The court passed the verdict while allowing a writ filed by Sreesanth challenging the BCCI disciplinary committee’s decision.
He pointed out that despite a Delhi Sessions court verdict discharging him from a crime registered in connection with the spot-fixing in 2015 under the Maharashtra Control of Organised Crime Act (MCOCA), the BCCI refused to lift the ban.
Allowing the petition, the court observed that there was “no material or evidence before the disciplinary committee to conclude that Sreesanth was guilty of violation of the anti-corruption code formulated by the BCCI”.

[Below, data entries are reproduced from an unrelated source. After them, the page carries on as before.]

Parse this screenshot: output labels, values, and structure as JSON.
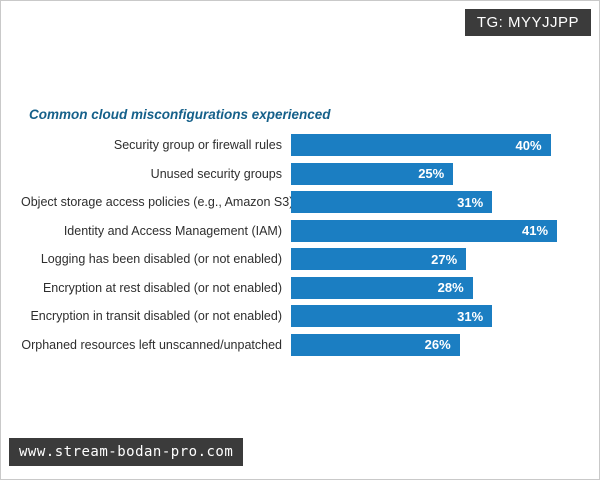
{
  "tag": {
    "label": "TG: MYYJJPP"
  },
  "watermark": {
    "url": "www.stream-bodan-pro.com"
  },
  "chart_data": {
    "type": "bar",
    "orientation": "horizontal",
    "title": "Common cloud misconfigurations experienced",
    "categories": [
      "Security group or firewall rules",
      "Unused security groups",
      "Object storage access policies (e.g., Amazon S3)",
      "Identity and Access Management (IAM)",
      "Logging has been disabled (or not enabled)",
      "Encryption at rest disabled (or not enabled)",
      "Encryption in transit disabled (or not enabled)",
      "Orphaned resources left unscanned/unpatched"
    ],
    "values": [
      40,
      25,
      31,
      41,
      27,
      28,
      31,
      26
    ],
    "value_suffix": "%",
    "xlim": [
      0,
      45
    ],
    "grid": false,
    "legend": false,
    "colors": {
      "bar": "#1b7ec2",
      "title": "#15608a",
      "value_label": "#ffffff"
    }
  }
}
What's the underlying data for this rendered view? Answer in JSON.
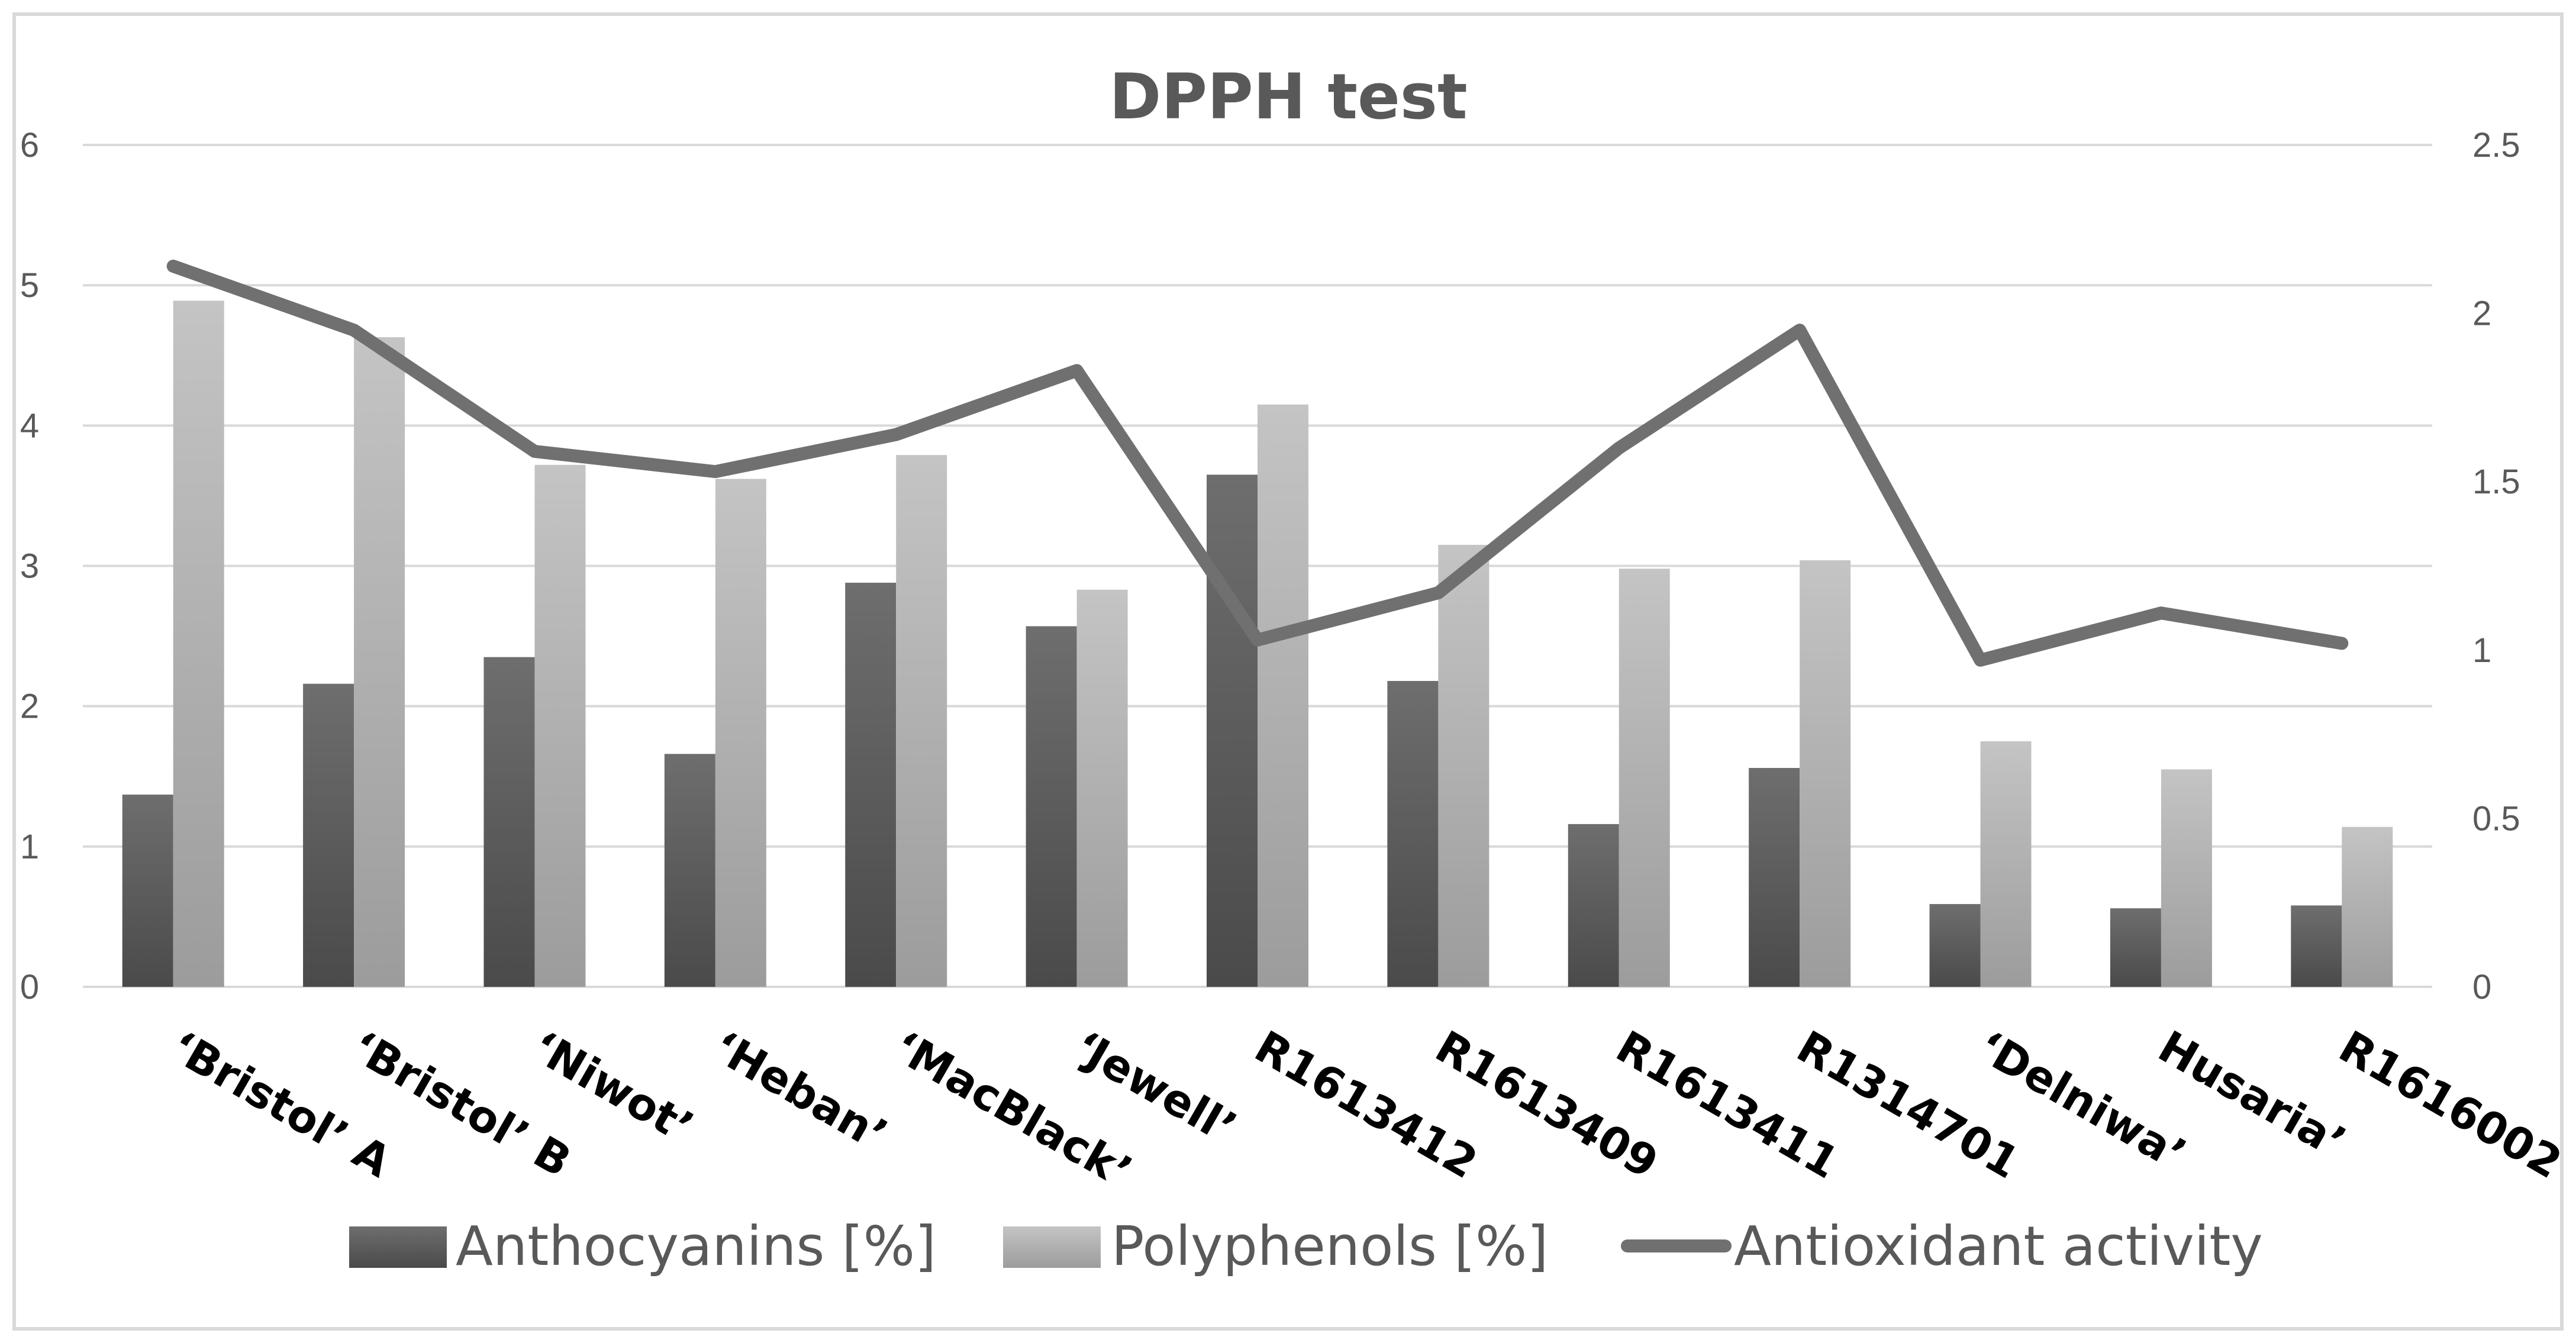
{
  "chart_data": {
    "type": "bar",
    "title": "DPPH test",
    "categories": [
      "‘Bristol’ A",
      "‘Bristol’ B",
      "‘Niwot’",
      "‘Heban’",
      "‘MacBlack’",
      "‘Jewell’",
      "R1613412",
      "R1613409",
      "R1613411",
      "R1314701",
      "‘Delniwa’",
      "Husaria’",
      "R1616002"
    ],
    "series": [
      {
        "name": "Anthocyanins [%]",
        "type": "bar",
        "axis": "left",
        "color": "#606060",
        "values": [
          1.37,
          2.16,
          2.35,
          1.66,
          2.88,
          2.57,
          3.65,
          2.18,
          1.16,
          1.56,
          0.59,
          0.56,
          0.58
        ]
      },
      {
        "name": "Polyphenols [%]",
        "type": "bar",
        "axis": "left",
        "color": "#b4b4b4",
        "values": [
          4.89,
          4.63,
          3.72,
          3.62,
          3.79,
          2.83,
          4.15,
          3.15,
          2.98,
          3.04,
          1.75,
          1.55,
          1.14
        ]
      },
      {
        "name": "Antioxidant activity",
        "type": "line",
        "axis": "right",
        "color": "#707070",
        "values": [
          2.14,
          1.95,
          1.59,
          1.53,
          1.64,
          1.83,
          1.03,
          1.17,
          1.6,
          1.95,
          0.97,
          1.11,
          1.02
        ]
      }
    ],
    "y_left": {
      "min": 0,
      "max": 6,
      "ticks": [
        "0",
        "1",
        "2",
        "3",
        "4",
        "5",
        "6"
      ]
    },
    "y_right": {
      "min": 0,
      "max": 2.5,
      "ticks": [
        "0",
        "0.5",
        "1",
        "1.5",
        "2",
        "2.5"
      ]
    },
    "grid": true,
    "legend_position": "bottom"
  }
}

The court pointed out that the committee had come to the conclusion based solely on circumstantial evidence. The committee should have found that there was no circumstantial evidence to indicate that the cricketer had agreed to spot fixing.
The only probability in such circumstances that could be pointed out against the cricketer was his knowledge on the subject of the betting. The entire evidence clearly pointed out that betting syndicates and other mafia had encircled the gentleman’s game.
The BCCI’s efforts to weed out corruption and uphold the dignity of the game need to be emphasied. But that should not be by “overzealous” actions.
The court slammed the BCCI for placing reliance on the confession made by the cricketer before the police. The court said the confession statement could not be relied on in a disciplinary proceeding without any evidence to prove that the confession was voluntary.
Dissecting evidence in a manner suited to the disciplinary committee resulted in “loosing its dimension to find out the truth”.
If the evidence as a whole was appreciated, it could easily be concluded that Sreesanth had no direct link in the spot-fixing or betting scam.
The court also condemned Sreesanth for not publicly disapproving the conduct of Jiji Janardhanan, cricketer and his close friend in dragging his name into the scandal. Sreesanth’s conduct had raised suspicions about his role and led the disciplinary committee to conclude that the circumstantial evidence pointed fingers at him.
The court said there was nothing to connect him with Jiji Janardhanan.
The court pointed out that as per the BCCI anti-corruption code, if the player had knowledge of betting, he was bound to report to authorities.
Assuming that Sreesanth had knowledge of such betting, the court was of the view that four-year ban from all forms of cricket already undergone was sufficient to meet the ends of justice.